Giving up on Natural: Do We Need Intelligent (Human) Design?

A ‘State of Nature’ Has Been Lost Forever

[Source for this essay is a Washington Post article by Chris Mooney and Brady Dennis in June 2016: see here.]

“‘Let’s get back to that natural environment with humans out of the picture. . .’—that’s a chimera, a false hope. . . it’s too late for that,” declares Melinda Zeder. co-author of a paper published last year in the Proceedings of the National Academy of Sciences. The paper, stuffed with anthropological, paleoecological and archaeological evidence, establishes that humans have been modifying the natural environment for many tens of thousands of years. Well, we knew that. . .  and we’ve also been exposed to this line of thinking, if not for tens of thousands of years, for long enough to have drummed into our heads the idea that returning significant portions of the Earth to Nature is a doomed hope.

This study drives the principle home even deeper, because of the sheer wealth of evidence pointing to a very heavy human hand going back  to the  dawn of our species. The extent, say the authors, is currently not appreciated by “scientists in other disciplines.”

What to Do? The ‘Design Paradigm’ versus the ‘Pipe Dream’

‘Pristine’ landscapes simply do not exist and, in most cases, have not existed for millennia,” is another provocative though plausible conclusion of the study.

OK, we get it. But what’s not so gettable is the implicit message, that it’s a fool’s errand to keep undisturbed as much “natural” habitat as possible, however much it may have been disturbed in the past. Says the study’s lead author, Nicole Boivin, “we need to move away from a conservation paradigm of protecting the earth from change, to a design paradigm of positively and proactively shaping the types of changes that are taking place.”

On the face of it, this agenda sounds perfectly reasonable—after all, we definitely need to be proactive, and a design paradigm does not rule out the possibility of setting aside preserves where humans are excluded. That is, it does not rule it out, except that implied in its benevolent content is the understanding that we’re the boss, and if a set-aside preserve does not fit with positive shaping, then to hell with it.

Nicole Boivin is also quoted as saying “It is a pipe dream to think that we can go back to some sort of pristine past.” The last statement rings the same tone as Zeder’s “chimera, false hope” language, a tone disdainful of hopes for keeping the Earth as wild as it can be.

This view couldn’t be more diametrically opposed to that of the world’s preeminent environmental pipe-dreamer and Nobel Prize winner, E.O. Wilson. Wilson’s view, laid out in his recently published book, Half-Earth: Our Planet’s Fight for Life, is that it’s a mistake to believe that we know best how to shape a world hospitable to life and to us. Wilson is well aware of the age-old imprint of human activity throughout the world. But that doesn’t deter him from arguing that it’s imperative that we protect large areas of habitat untouched henceforward, however much we have modified them in the past. The title “Half-Earth” sounds like hyperbole meant to get our attention, but there’s no mistaking Wilson’s zeal to stake out as much of half of the Earth as possible for wilderness.  Thoreau’s dictum, In Wildness is the Preservation of the World, resonates as strongly here as in other works by Wilson.

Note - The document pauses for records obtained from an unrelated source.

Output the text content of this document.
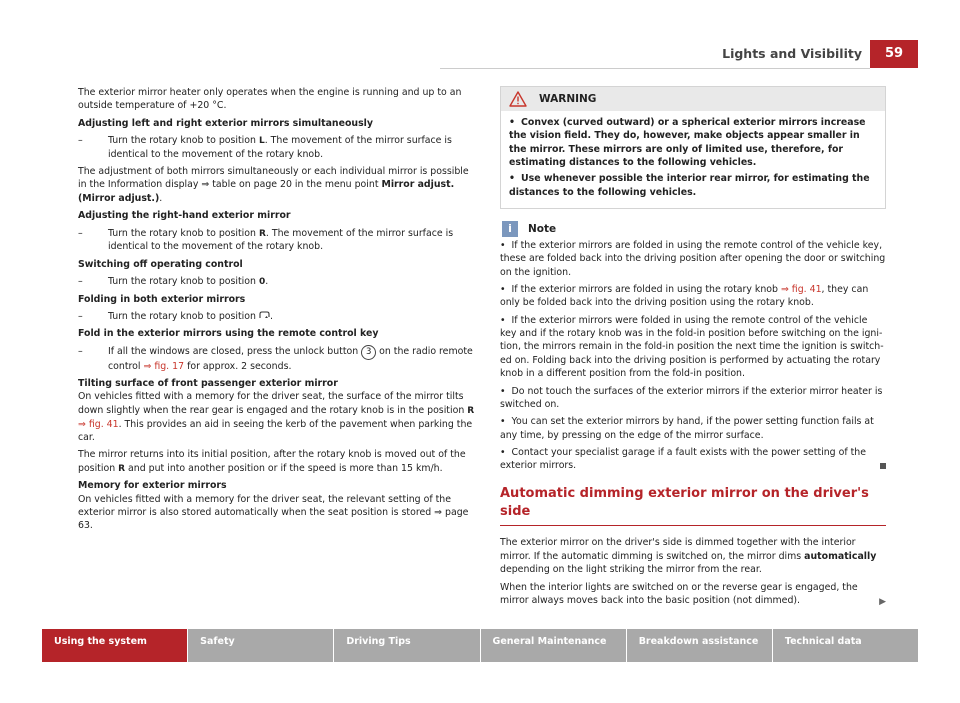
Lights and Visibility	59

The exterior mirror heater only operates when the engine is running and up to an outside temperature of +20 °C.

Adjusting left and right exterior mirrors simultaneously

–	Turn the rotary knob to position L. The movement of the mirror surface is identical to the movement of the rotary knob.

The adjustment of both mirrors simultaneously or each individual mirror is possible in the Information display ⇒ table on page 20 in the menu point Mirror adjust. (Mirror adjust.).

Adjusting the right-hand exterior mirror

–	Turn the rotary knob to position R. The movement of the mirror surface is identical to the movement of the rotary knob.

Switching off operating control

–	Turn the rotary knob to position 0.

Folding in both exterior mirrors

–	Turn the rotary knob to position .

Fold in the exterior mirrors using the remote control key

–	If all the windows are closed, press the unlock button 3 on the radio remote control ⇒ fig. 17 for approx. 2 seconds.

Tilting surface of front passenger exterior mirror

On vehicles fitted with a memory for the driver seat, the surface of the mirror tilts down slightly when the rear gear is engaged and the rotary knob is in the position R ⇒ fig. 41. This provides an aid in seeing the kerb of the pavement when parking the car.

The mirror returns into its initial position, after the rotary knob is moved out of the position R and put into another position or if the speed is more than 15 km/h.

Memory for exterior mirrors

On vehicles fitted with a memory for the driver seat, the relevant setting of the exterior mirror is also stored automatically when the seat position is stored ⇒ page 63.

WARNING
• Convex (curved outward) or a spherical exterior mirrors increase the vision field. They do, however, make objects appear smaller in the mirror. These mirrors are only of limited use, therefore, for estimating distances to the following vehicles.
• Use whenever possible the interior rear mirror, for estimating the distances to the following vehicles.
i	Note

• If the exterior mirrors are folded in using the remote control of the vehicle key, these are folded back into the driving position after opening the door or switching on the ignition.

• If the exterior mirrors are folded in using the rotary knob ⇒ fig. 41, they can only be folded back into the driving position using the rotary knob.

• If the exterior mirrors were folded in using the remote control of the vehicle key and if the rotary knob was in the fold-in position before switching on the ignition, the mirrors remain in the fold-in position the next time the ignition is switched on. Folding back into the driving position is performed by actuating the rotary knob in a different position from the fold-in position.

• Do not touch the surfaces of the exterior mirrors if the exterior mirror heater is switched on.

• You can set the exterior mirrors by hand, if the power setting function fails at any time, by pressing on the edge of the mirror surface.

• Contact your specialist garage if a fault exists with the power setting of the exterior mirrors.

Automatic dimming exterior mirror on the driver's side

The exterior mirror on the driver's side is dimmed together with the interior mirror. If the automatic dimming is switched on, the mirror dims automatically depending on the light striking the mirror from the rear.

When the interior lights are switched on or the reverse gear is engaged, the mirror always moves back into the basic position (not dimmed).	▶

Using the system	Safety	Driving Tips	General Maintenance	Breakdown assistance	Technical data
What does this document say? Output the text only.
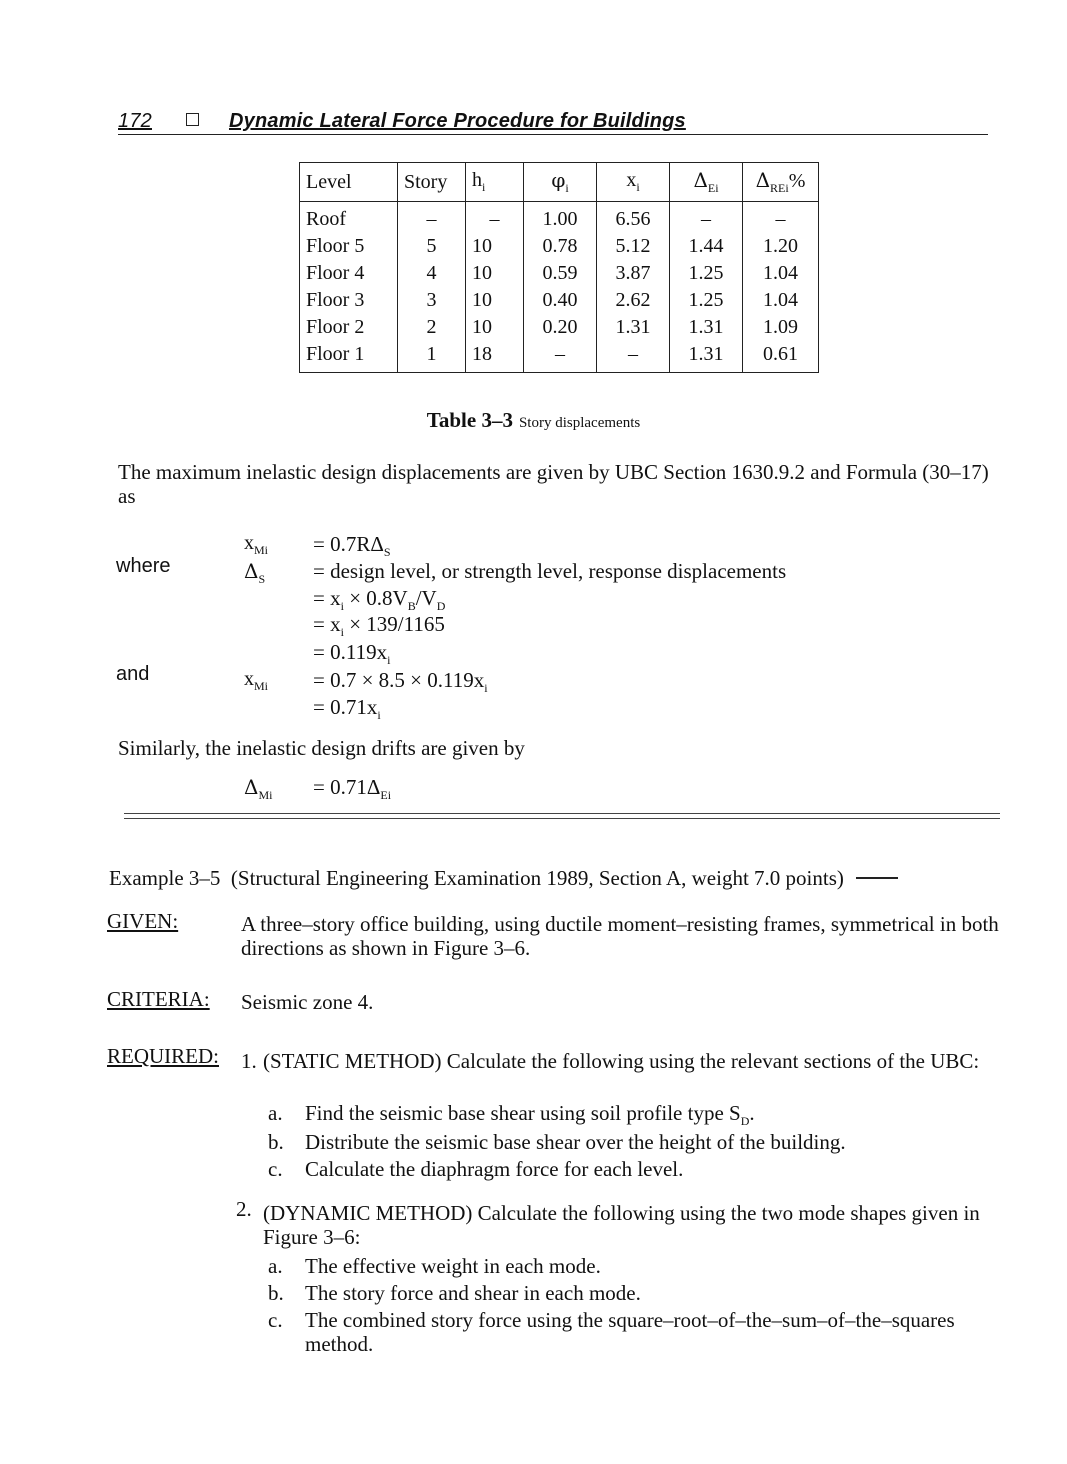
172	Dynamic Lateral Force Procedure for Buildings
Level	Story	$h_i$	$\varphi_i$	$x_i$	$\Delta_{Ei}$	$\Delta_{REi}\%$
Roof	–	–	1.00	6.56	–	–
Floor 5	5	10	0.78	5.12	1.44	1.20
Floor 4	4	10	0.59	3.87	1.25	1.04
Floor 3	3	10	0.40	2.62	1.25	1.04
Floor 2	2	10	0.20	1.31	1.31	1.09
Floor 1	1	18	–	–	1.31	0.61
Table 3–3 Story displacements
The maximum inelastic design displacements are given by UBC Section 1630.9.2 and Formula (30–17) as
$x_{Mi} = 0.7R\Delta_S$
where	$\Delta_S$ = design level, or strength level, response displacements
= $x_i \times 0.8V_B/V_D$
= $x_i \times 139/1165$
= $0.119x_i$
and	$x_{Mi} = 0.7 \times 8.5 \times 0.119x_i$
= $0.71x_i$
Similarly, the inelastic design drifts are given by
$\Delta_{Mi} = 0.71\Delta_{Ei}$
Example 3–5 (Structural Engineering Examination 1989, Section A, weight 7.0 points)
GIVEN:	A three–story office building, using ductile moment–resisting frames, symmetrical in both directions as shown in Figure 3–6.
CRITERIA: Seismic zone 4.
REQUIRED: 1. (STATIC METHOD) Calculate the following using the relevant sections of the UBC:
a. Find the seismic base shear using soil profile type $S_D$.
b. Distribute the seismic base shear over the height of the building.
c. Calculate the diaphragm force for each level.
2. (DYNAMIC METHOD) Calculate the following using the two mode shapes given in Figure 3–6:
a. The effective weight in each mode.
b. The story force and shear in each mode.
c. The combined story force using the square–root–of–the–sum–of–the–squares method.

Whose Worldview Gets It Right?

Wilson, now almost 90, has diminished in influence among scientists during the last few decades, partly because he is behind the times, partly for his bold ventures into fields outside his area of expertise, and partly for proposing and vigorously defending controversial theories in particular sociobiology, for which there is no—and may never be—conclusive evidence. Wilson has great zest for speculation and controversy, so that if Half-Earth waves a red flag at Design proponents, he’s ready for battle .  Mark Lynas’s book The God Species, consonant with Nicole Boivin’s study recommendations, may be another of Wilson’s publicly visible targets.

It’s not so coincidental that Wilson’s book and the study discussed in the Washington Post both got published just last year. We are approaching a point at which technological development, at the present rate of expansion, may run head-on into the limits of the natural world to support a stable and sustainable human society.  A tipping point at which the expansion may slow, halt and reverse—a reversal such as depicted in the movie Elysium, where 99.99% if humanity lives in a state of deprivation, chaos, and violence, and .01% live in a technological paradise in orbit, literally elevated from the planet.

Elysium is hyperbole, and we understand it not as a prediction but as a parable. It’s not so farfetched to think we may be headed for a not-quite-as-extreme dystopian stratification of society, unless we can rein in our exploitation of the living world.  Maybe Intelligent (Human) Design is the only way to keep us going without collapse, but Earth will be diminished for it. My personal inclination leans in the Half-Earth direction, but then I’m another pipe-dreamer.

[My apologies for not having read the actual study already, but was just now alerted to Mooney’s and Dennis’s article. I’m confident that, given their credentials, they have captured the essentials.]